“Kesombongan, keangkuhan, atau keras hati merupakan perilaku
pembentengan diri dari orang yang sejatinya berkepribadian lemah dan rendah diri.
Perlakukan orang semacam ini, sebaliknya, dengan kelembutan berbalut sabar.”
(Anto Dwiastoro, 1 Januari 2016 di Jl. Ikan Mungsing VI, Perak Barat, Surabaya
Utara)
“Jangan merasa pintar bila yang mengisi pikiranmu adalah
retorika dari guru-guru yang kepandaiannya hanya mengolah kata-kata tanpa
kedalaman makna.” (Anto Dwiastoro, 1 Januari 2016 pukul 19.04 WIB @ Jl. Ikan
Mungsing VI, Perak Barat, Surabaya Utara)
“Kalau kamu merasa terganggu dengan beberapa hal di luar
dirimu, sesungguhnya ada kekalutan di dalam dirimu. Alih-alih berusaha
mengatasi yang di luar dirimu, tenangkan saja yang di dalam dirimu.” (Anto
Dwiastoro, 2 Januari 2016 @ Jl. Ikan Mungsing VI, Perak Barat, Surabaya Utara)
“Bersama semua upayamu demi kepentingan orang banyak datang
ujian untuk menguji dirimu sendiri apakah upayamu digelayuti kepentingan
pribadi atau tidak.

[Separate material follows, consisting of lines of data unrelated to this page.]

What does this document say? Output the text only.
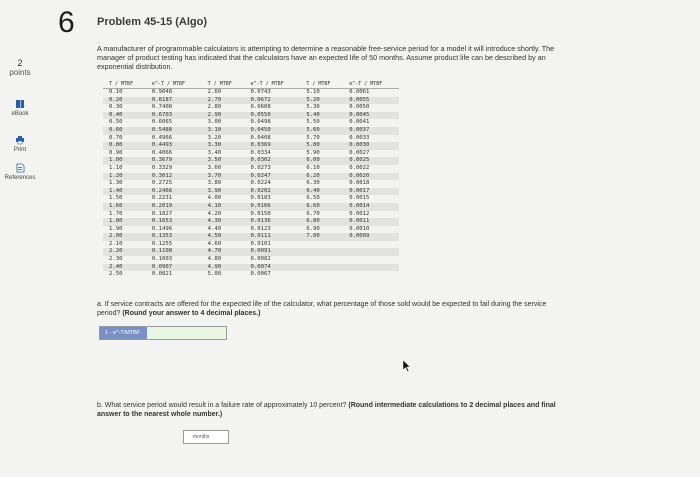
6 Problem 45-15 (Algo)
2
points
eBook
Print
References
A manufacturer of programmable calculators is attempting to determine a reasonable free-service period for a model it will introduce shortly. The manager of product testing has indicated that the calculators have an expected life of 50 months. Assume product life can be described by an exponential distribution.
T / MTBF	e^-T / MTBF	T / MTBF	e^-T / MTBF	T / MTBF	e^-T / MTBF
0.10	0.9048	2.60	0.0743	5.10	0.0061
0.20	0.8187	2.70	0.0672	5.20	0.0055
0.30	0.7408	2.80	0.0608	5.30	0.0050
0.40	0.6703	2.90	0.0550	5.40	0.0045
0.50	0.6065	3.00	0.0498	5.50	0.0041
0.60	0.5488	3.10	0.0450	5.60	0.0037
0.70	0.4966	3.20	0.0408	5.70	0.0033
0.80	0.4493	3.30	0.0369	5.80	0.0030
0.90	0.4066	3.40	0.0334	5.90	0.0027
1.00	0.3679	3.50	0.0302	6.00	0.0025
1.10	0.3329	3.60	0.0273	6.10	0.0022
1.20	0.3012	3.70	0.0247	6.20	0.0020
1.30	0.2725	3.80	0.0224	6.30	0.0018
1.40	0.2466	3.90	0.0202	6.40	0.0017
1.50	0.2231	4.00	0.0183	6.50	0.0015
1.60	0.2019	4.10	0.0166	6.60	0.0014
1.70	0.1827	4.20	0.0150	6.70	0.0012
1.80	0.1653	4.30	0.0136	6.80	0.0011
1.90	0.1496	4.40	0.0123	6.90	0.0010
2.00	0.1353	4.50	0.0111	7.00	0.0009
2.10	0.1255	4.60	0.0101		
2.20	0.1108	4.70	0.0091		
2.30	0.1003	4.80	0.0082		
2.40	0.0907	4.90	0.0074		
2.50	0.0821	5.00	0.0067		
a. If service contracts are offered for the expected life of the calculator, what percentage of those sold would be expected to fail during the service period? (Round your answer to 4 decimal places.)
1 - e^-T/MTBF
b. What service period would result in a failure rate of approximately 10 percent? (Round intermediate calculations to 2 decimal places and final answer to the nearest whole number.)
months
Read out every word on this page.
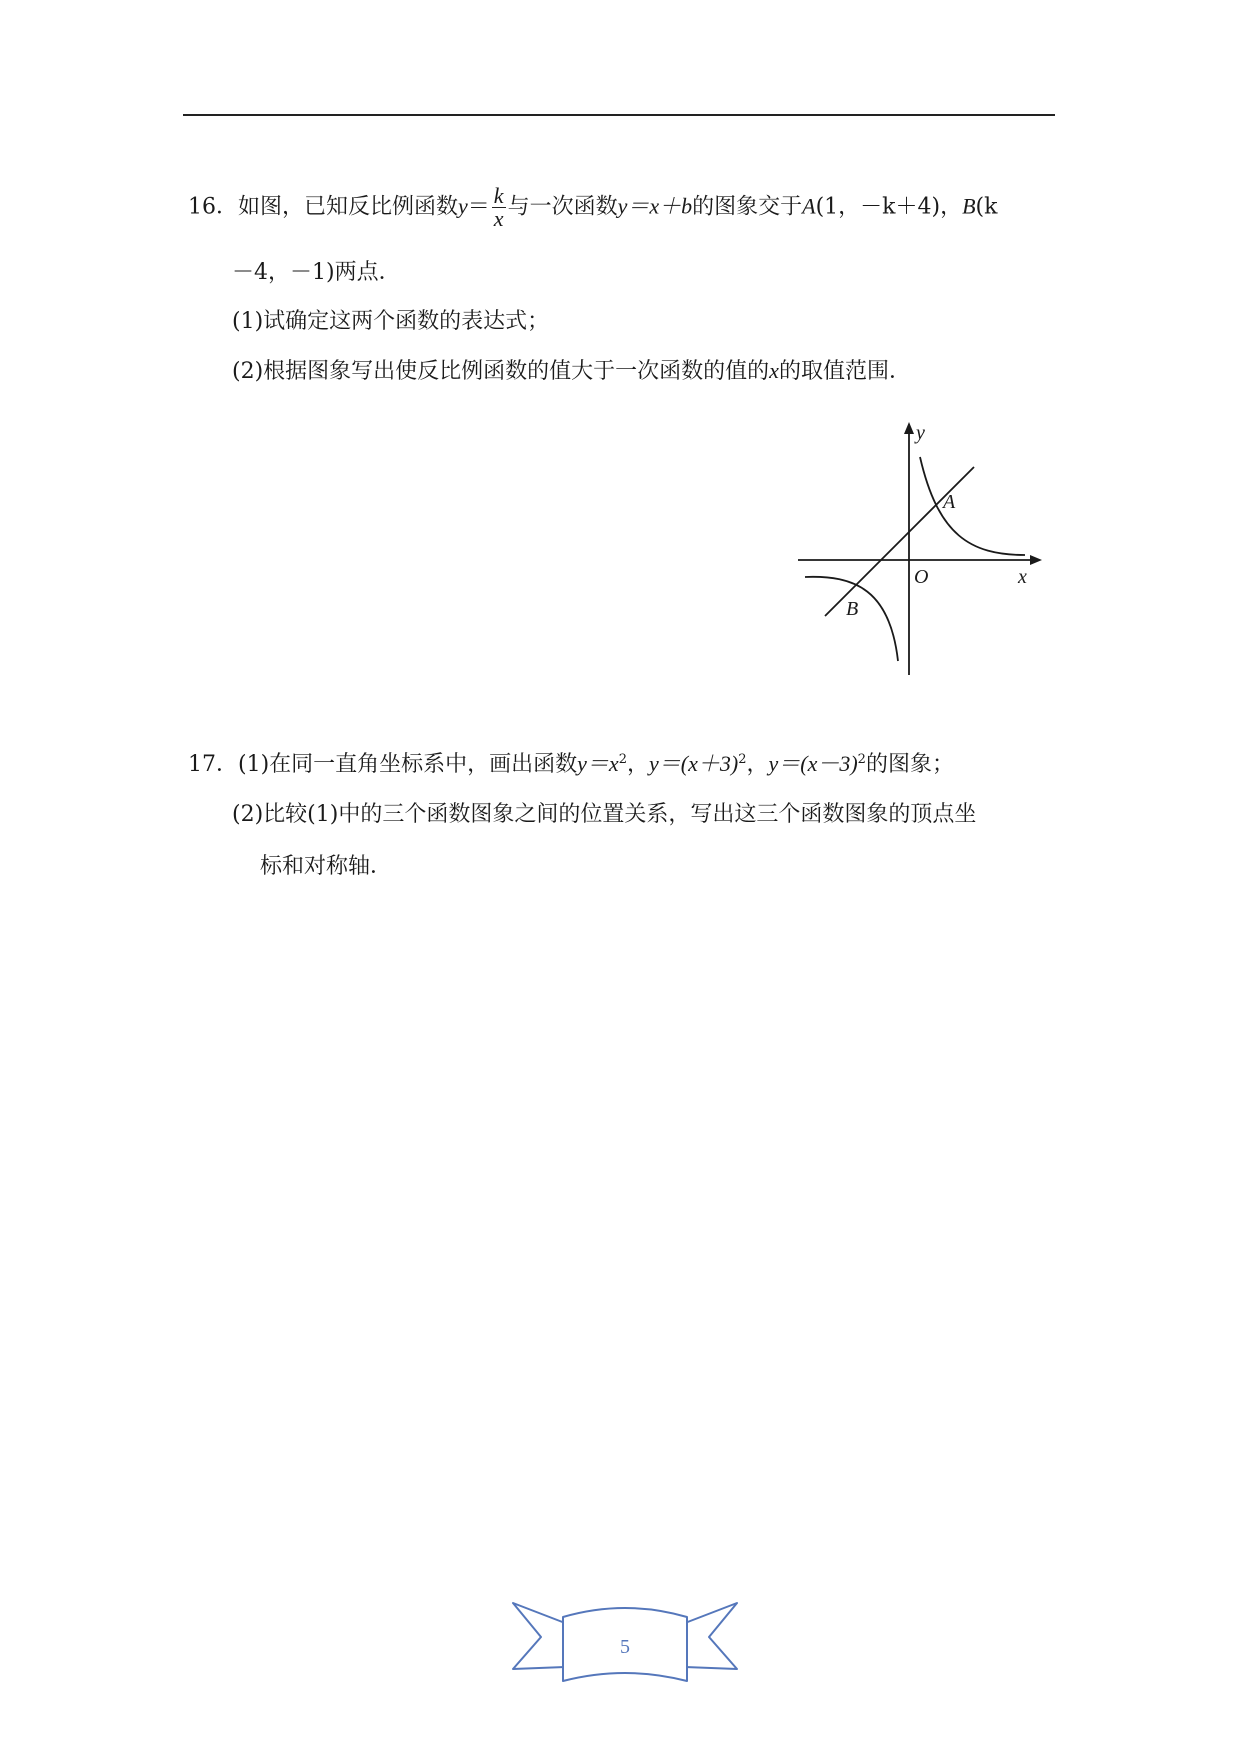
16．如图，已知反比例函数$y= \frac{k}{x}$ 与一次函数y＝x＋b的图象交于A(1，－k＋4)，B(k
－4，－1)两点．
(1)试确定这两个函数的表达式；
(2)根据图象写出使反比例函数的值大于一次函数的值的x的取值范围．
y
A
O	x
B
17．(1)在同一直角坐标系中，画出函数$y=x^2$，$y=(x+3)^2$，$y=(x-3)^2$的图象；
(2)比较(1)中的三个函数图象之间的位置关系，写出这三个函数图象的顶点坐
标和对称轴．
5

Tandanya sederhana: Bila upayamu tidak dihargai dan kamu
marah karenanya, maka sesungguhnya kamu memiliki kepentingan pribadi.” (Anto
Dwiastoro, 5 Januari 2016 @ Jl. Ikan Mungsing VI, Perak Barat, Surabaya Utara)
“Kebiasaan dengan sosok yang tampak—dan bingung dengan yang
tak tampak—dan tidak percaya pada diri sendirilah yang membuat banyak orang
mengarahkan perhatian mereka pada serta memuliakan guru yang sama-sama orang.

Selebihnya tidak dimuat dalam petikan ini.